SEN NEYİ MERAK EDERSİN? - Bölüm 1

Resim
Her şey merakla başlar ve insanlar meraklarına göre hayata sorular sorar, öğrenir ve öğrendikçe de yol alır. Zehra, küçüklüğünden beri herkesten farklı merakları olan bir çocuktu. İlkokulda herkes öğretmen, polis, asker, doktor olmak isterken o “veteriner olmak istiyorum” derdi. Bu isteği hayvanlara olan sevgisindendi.  Dünyanın siyasi olayları ise pek ilgisini çekmiyor, ders tarih ise uyuklamaya başlıyordu.
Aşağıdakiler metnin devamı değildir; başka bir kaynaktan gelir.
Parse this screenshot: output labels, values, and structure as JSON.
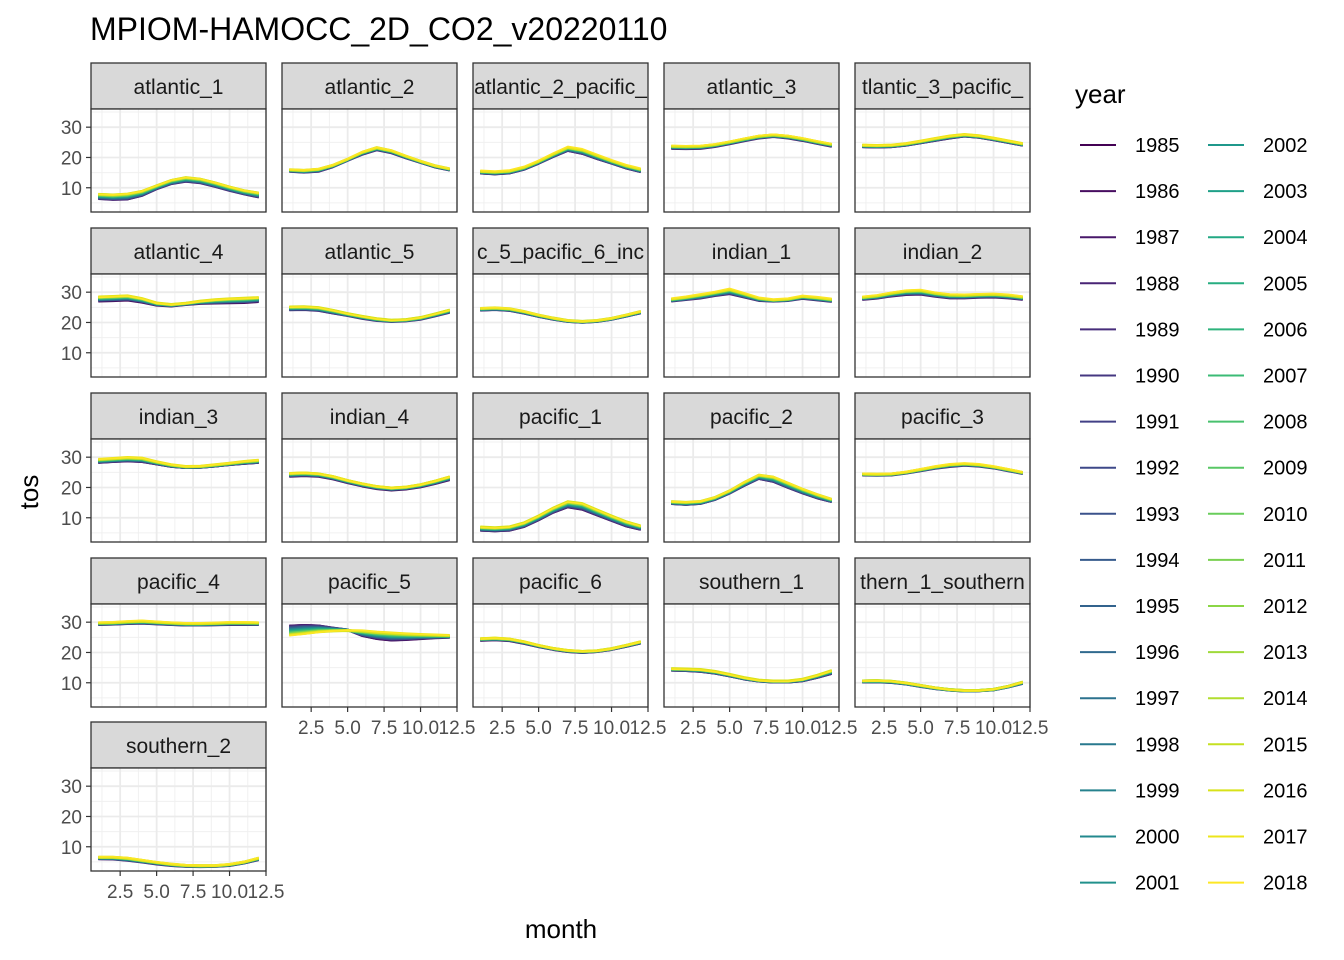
{
  "chart_data": {
    "type": "line",
    "title": "MPIOM-HAMOCC_2D_CO2_v20220110",
    "xlabel": "month",
    "ylabel": "tos",
    "xlim": [
      0.5,
      12.5
    ],
    "ylim": [
      2,
      36
    ],
    "x_ticks": [
      2.5,
      5.0,
      7.5,
      10.0,
      12.5
    ],
    "x_tick_labels": [
      "2.5",
      "5.0",
      "7.5",
      "10.0",
      "12.5"
    ],
    "y_ticks": [
      10,
      20,
      30
    ],
    "y_tick_labels": [
      "10",
      "20",
      "30"
    ],
    "grid": true,
    "legend_position": "right",
    "legend_title": "year",
    "years": [
      "1985",
      "1986",
      "1987",
      "1988",
      "1989",
      "1990",
      "1991",
      "1992",
      "1993",
      "1994",
      "1995",
      "1996",
      "1997",
      "1998",
      "1999",
      "2000",
      "2001",
      "2002",
      "2003",
      "2004",
      "2005",
      "2006",
      "2007",
      "2008",
      "2009",
      "2010",
      "2011",
      "2012",
      "2013",
      "2014",
      "2015",
      "2016",
      "2017",
      "2018"
    ],
    "colors": [
      "#440154",
      "#470d60",
      "#48186a",
      "#482475",
      "#472d7b",
      "#453781",
      "#424086",
      "#3e4989",
      "#3b528b",
      "#375b8d",
      "#33638d",
      "#306a8e",
      "#2c728e",
      "#29798e",
      "#26828e",
      "#23898e",
      "#21918c",
      "#1f988b",
      "#1fa088",
      "#22a884",
      "#27ad81",
      "#2eb37c",
      "#3bbb75",
      "#48c16e",
      "#58c765",
      "#69cd5b",
      "#7ad151",
      "#8bd646",
      "#9fda3a",
      "#b1dd2f",
      "#c5e021",
      "#d8e219",
      "#ece51b",
      "#fde725"
    ],
    "x": [
      1,
      2,
      3,
      4,
      5,
      6,
      7,
      8,
      9,
      10,
      11,
      12
    ],
    "facets": [
      {
        "label": "atlantic_1",
        "early": [
          6.3,
          6.0,
          6.1,
          7.3,
          9.5,
          11.2,
          12.0,
          11.5,
          10.3,
          9.0,
          7.8,
          6.8
        ],
        "late": [
          8.0,
          7.8,
          8.1,
          9.0,
          10.8,
          12.6,
          13.5,
          13.0,
          11.8,
          10.4,
          9.2,
          8.4
        ]
      },
      {
        "label": "atlantic_2",
        "early": [
          15.4,
          15.1,
          15.4,
          16.9,
          19.0,
          21.0,
          22.5,
          21.5,
          19.8,
          18.3,
          16.8,
          15.8
        ],
        "late": [
          16.0,
          15.8,
          16.2,
          17.5,
          19.5,
          21.8,
          23.3,
          22.3,
          20.5,
          18.8,
          17.3,
          16.3
        ]
      },
      {
        "label": "atlantic_2_pacific_",
        "early": [
          14.8,
          14.5,
          14.8,
          16.0,
          18.0,
          20.2,
          22.2,
          21.2,
          19.5,
          18.0,
          16.4,
          15.2
        ],
        "late": [
          15.5,
          15.3,
          15.6,
          16.8,
          18.8,
          21.2,
          23.4,
          22.6,
          20.8,
          19.0,
          17.4,
          16.2
        ]
      },
      {
        "label": "atlantic_3",
        "early": [
          23.0,
          22.9,
          23.0,
          23.6,
          24.5,
          25.5,
          26.4,
          26.9,
          26.4,
          25.6,
          24.6,
          23.7
        ],
        "late": [
          23.8,
          23.7,
          23.8,
          24.3,
          25.2,
          26.2,
          27.1,
          27.5,
          27.1,
          26.3,
          25.3,
          24.4
        ]
      },
      {
        "label": "tlantic_3_pacific_",
        "early": [
          23.5,
          23.4,
          23.5,
          24.0,
          24.8,
          25.6,
          26.4,
          27.0,
          26.6,
          25.8,
          24.9,
          24.0
        ],
        "late": [
          24.1,
          24.0,
          24.1,
          24.6,
          25.4,
          26.3,
          27.1,
          27.6,
          27.2,
          26.4,
          25.5,
          24.6
        ]
      },
      {
        "label": "atlantic_4",
        "early": [
          27.1,
          27.2,
          27.4,
          26.7,
          25.7,
          25.4,
          25.9,
          26.3,
          26.4,
          26.5,
          26.6,
          26.9
        ],
        "late": [
          28.5,
          28.7,
          28.9,
          28.0,
          26.5,
          26.0,
          26.4,
          27.1,
          27.6,
          27.9,
          28.1,
          28.3
        ]
      },
      {
        "label": "atlantic_5",
        "early": [
          24.1,
          24.2,
          23.9,
          23.0,
          22.2,
          21.3,
          20.6,
          20.3,
          20.5,
          21.0,
          22.1,
          23.3
        ],
        "late": [
          25.2,
          25.3,
          25.0,
          24.1,
          23.0,
          22.1,
          21.3,
          20.8,
          21.0,
          21.7,
          22.9,
          24.2
        ]
      },
      {
        "label": "c_5_pacific_6_inc",
        "early": [
          24.0,
          24.2,
          23.9,
          23.0,
          21.9,
          21.0,
          20.3,
          20.0,
          20.3,
          21.0,
          22.0,
          23.1
        ],
        "late": [
          24.7,
          24.9,
          24.6,
          23.7,
          22.5,
          21.5,
          20.7,
          20.4,
          20.7,
          21.4,
          22.5,
          23.7
        ]
      },
      {
        "label": "indian_1",
        "early": [
          27.0,
          27.5,
          28.0,
          28.8,
          29.4,
          28.3,
          27.2,
          27.0,
          27.2,
          27.9,
          27.4,
          26.9
        ],
        "late": [
          27.8,
          28.4,
          29.2,
          30.0,
          31.0,
          29.6,
          28.1,
          27.5,
          27.8,
          28.7,
          28.3,
          27.7
        ]
      },
      {
        "label": "indian_2",
        "early": [
          27.6,
          28.0,
          28.7,
          29.2,
          29.3,
          28.6,
          28.1,
          28.1,
          28.3,
          28.4,
          28.1,
          27.6
        ],
        "late": [
          28.4,
          28.9,
          29.8,
          30.5,
          30.7,
          29.8,
          29.2,
          29.1,
          29.3,
          29.4,
          29.1,
          28.5
        ]
      },
      {
        "label": "indian_3",
        "early": [
          28.2,
          28.5,
          28.7,
          28.5,
          27.7,
          26.9,
          26.5,
          26.6,
          27.0,
          27.5,
          27.9,
          28.2
        ],
        "late": [
          29.3,
          29.6,
          29.9,
          29.7,
          28.5,
          27.5,
          26.9,
          27.0,
          27.5,
          28.0,
          28.6,
          29.0
        ]
      },
      {
        "label": "indian_4",
        "early": [
          23.7,
          23.9,
          23.7,
          22.8,
          21.6,
          20.5,
          19.6,
          19.2,
          19.5,
          20.2,
          21.3,
          22.6
        ],
        "late": [
          24.7,
          24.9,
          24.6,
          23.7,
          22.4,
          21.3,
          20.4,
          19.9,
          20.2,
          21.0,
          22.2,
          23.6
        ]
      },
      {
        "label": "pacific_1",
        "early": [
          5.8,
          5.6,
          5.8,
          7.0,
          9.2,
          11.7,
          13.5,
          12.7,
          10.8,
          9.0,
          7.2,
          6.1
        ],
        "late": [
          7.0,
          6.8,
          7.1,
          8.4,
          10.7,
          13.3,
          15.4,
          14.8,
          12.7,
          10.7,
          8.8,
          7.4
        ]
      },
      {
        "label": "pacific_2",
        "early": [
          14.6,
          14.3,
          14.6,
          15.9,
          18.0,
          20.5,
          22.8,
          21.8,
          19.8,
          18.0,
          16.4,
          15.2
        ],
        "late": [
          15.4,
          15.2,
          15.5,
          16.8,
          19.0,
          21.8,
          24.2,
          23.6,
          21.6,
          19.6,
          17.8,
          16.2
        ]
      },
      {
        "label": "pacific_3",
        "early": [
          24.1,
          24.0,
          24.1,
          24.7,
          25.5,
          26.3,
          26.9,
          27.3,
          27.0,
          26.4,
          25.5,
          24.6
        ],
        "late": [
          24.5,
          24.4,
          24.5,
          25.1,
          26.0,
          26.9,
          27.6,
          27.9,
          27.6,
          26.9,
          26.0,
          25.0
        ]
      },
      {
        "label": "pacific_4",
        "early": [
          29.2,
          29.3,
          29.5,
          29.6,
          29.4,
          29.2,
          29.0,
          29.0,
          29.1,
          29.2,
          29.2,
          29.2
        ],
        "late": [
          29.8,
          29.9,
          30.2,
          30.4,
          30.1,
          29.8,
          29.6,
          29.6,
          29.7,
          29.9,
          29.9,
          29.8
        ]
      },
      {
        "label": "pacific_5",
        "early": [
          29.0,
          29.2,
          29.0,
          28.2,
          27.5,
          25.5,
          24.5,
          24.0,
          24.2,
          24.5,
          24.8,
          25.0
        ],
        "late": [
          25.5,
          26.0,
          26.6,
          27.0,
          27.2,
          27.2,
          26.8,
          26.5,
          26.2,
          26.0,
          25.8,
          25.6
        ]
      },
      {
        "label": "pacific_6",
        "early": [
          24.0,
          24.2,
          23.9,
          23.0,
          21.9,
          21.0,
          20.3,
          20.0,
          20.3,
          21.0,
          22.0,
          23.1
        ],
        "late": [
          24.6,
          24.8,
          24.5,
          23.6,
          22.4,
          21.4,
          20.7,
          20.4,
          20.6,
          21.3,
          22.4,
          23.6
        ]
      },
      {
        "label": "southern_1",
        "early": [
          14.1,
          14.0,
          13.7,
          13.1,
          12.2,
          11.2,
          10.5,
          10.2,
          10.2,
          10.6,
          11.7,
          13.0
        ],
        "late": [
          14.7,
          14.6,
          14.4,
          13.8,
          12.8,
          11.7,
          10.9,
          10.6,
          10.6,
          11.2,
          12.5,
          14.1
        ]
      },
      {
        "label": "thern_1_southern",
        "early": [
          10.2,
          10.2,
          10.0,
          9.5,
          8.7,
          8.0,
          7.5,
          7.2,
          7.3,
          7.6,
          8.5,
          9.7
        ],
        "late": [
          10.7,
          10.8,
          10.6,
          10.0,
          9.2,
          8.4,
          7.8,
          7.5,
          7.5,
          7.9,
          8.9,
          10.3
        ]
      },
      {
        "label": "southern_2",
        "early": [
          6.0,
          5.9,
          5.5,
          4.9,
          4.3,
          3.8,
          3.5,
          3.4,
          3.5,
          3.8,
          4.6,
          5.7
        ],
        "late": [
          6.6,
          6.6,
          6.3,
          5.6,
          4.9,
          4.3,
          3.9,
          3.8,
          3.8,
          4.2,
          5.0,
          6.3
        ]
      }
    ]
  }
}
Okul hayatı boyunca, tarih derslerinden evde de televizyonda çıkan haber ve tarih belgesellerinden hoşlanmazdı. Bu alanda merak ettiği şeyler yoktu. Eşi ise Zehra’nın tam aksi sosyal bilgiler konusuna epeyce ilgiliydi. Zehra’ya da sürekli;  -Hayatım dünyada ne oluyor bitiyor bilmeden olmaz! Bunlar geçmişimiz olmasının yanında ayrıca genel kültürdür. İnsan geçmişini bilmeli. Ne demişler “Geçmişi bilmeyen geleceği inşa edemez”...  Gibi sözlerle onda bu yönde merak oluşturmaya çalışıyordu. Yine bir gün konu buralara gelmişti. Eşi de Zehra’ya geçmişte yaşanılan ve soykırı...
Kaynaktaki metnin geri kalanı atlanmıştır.